3D cell culture models demonstrate a role for FGF and WNT signaling in regulation of lung epithelial cell fate and morphogenesis

FGF signaling plays an essential role in lung development, homeostasis, and regeneration. Several FGF ligands were detected in the developing lungs, however, their roles have not been fully elucidated. We employed mouse 3D cell culture models and imaging to ex vivo study of a) the role of FGF ligands in lung epithelial morphogenesis and b) the interplay of FGF signaling with epithelial growth factor (EGF) and WNT signaling pathways. In non-adherent conditions, FGF signaling promoted formation of lungospheres from lung epithelial stem/progenitor cells (LSPCs). Based on their architecture, we defined three distinct phenotypes of lungospheres. Ultrastructural and immunohistochemical analyses showed that LSPCs produced more differentiated lung cell progeny. In 3D extracellular matrix, FGF2, FGF7, FGF9, and FGF10 promoted lung organoid formation with similar efficiency. However, FGF9 showed reduced capacity to promote lung organoid formation, suggesting that FGF9 has a reduced ability to sustain LSPCs survival and/or initial divisions. Analysis of lung organoid phenotypes revealed that FGF7 and FGF10 produce bigger organoids and induce organoid branching with higher frequency than FGF2 and FGF9. Higher FGF concentration and/or the use of FGF2 with increased stability and affinity to FGF receptors both increased lung organoid and lungosphere formation efficiency, respectively, suggesting that the level of FGF signaling is a crucial driver of LSPC survival and differentiation, and also lung epithelial morphogenesis. EGF signaling played a supportive but nonessential role in FGF-induced lung organoid formation. Moreover, analysis of tissue architecture and cell type composition confirmed that the lung organoids contained alveolar-like regions with cells expressing alveolar type I and type II cell markers, as well as airway-like structures with club cells and ciliated cells.

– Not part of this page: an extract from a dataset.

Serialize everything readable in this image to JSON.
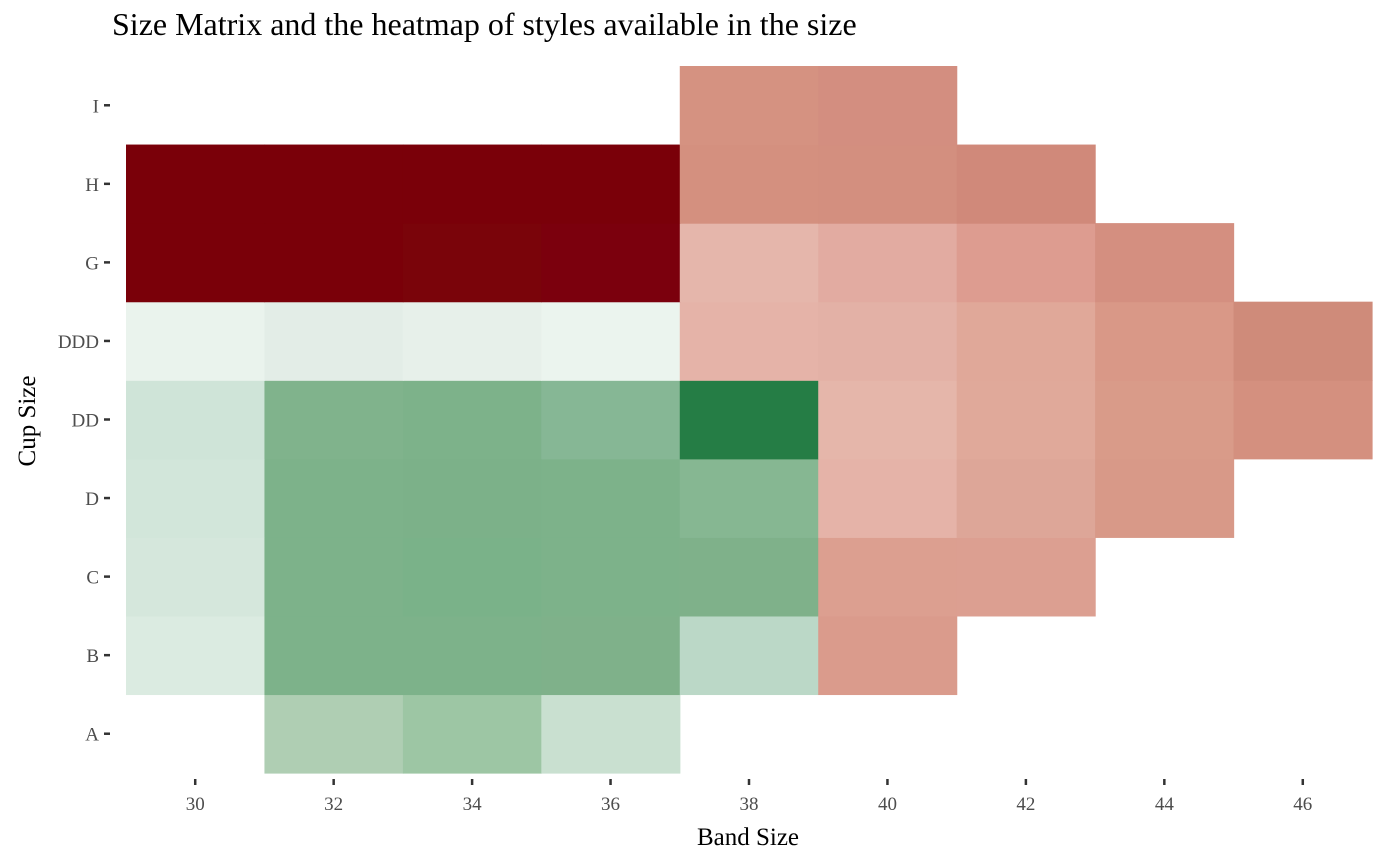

WNT signaling enhanced the efficiency of lung organoid formation, but in the absence of FGF10 signaling, the organoids displayed limited branching and less differentiated phenotype. In summary, we present lung 3D cell culture models as useful tools to study the role and interplay of signaling pathways in lung development and we reveal roles for FGF ligands in regulation of mouse lung morphogenesis ex vivo.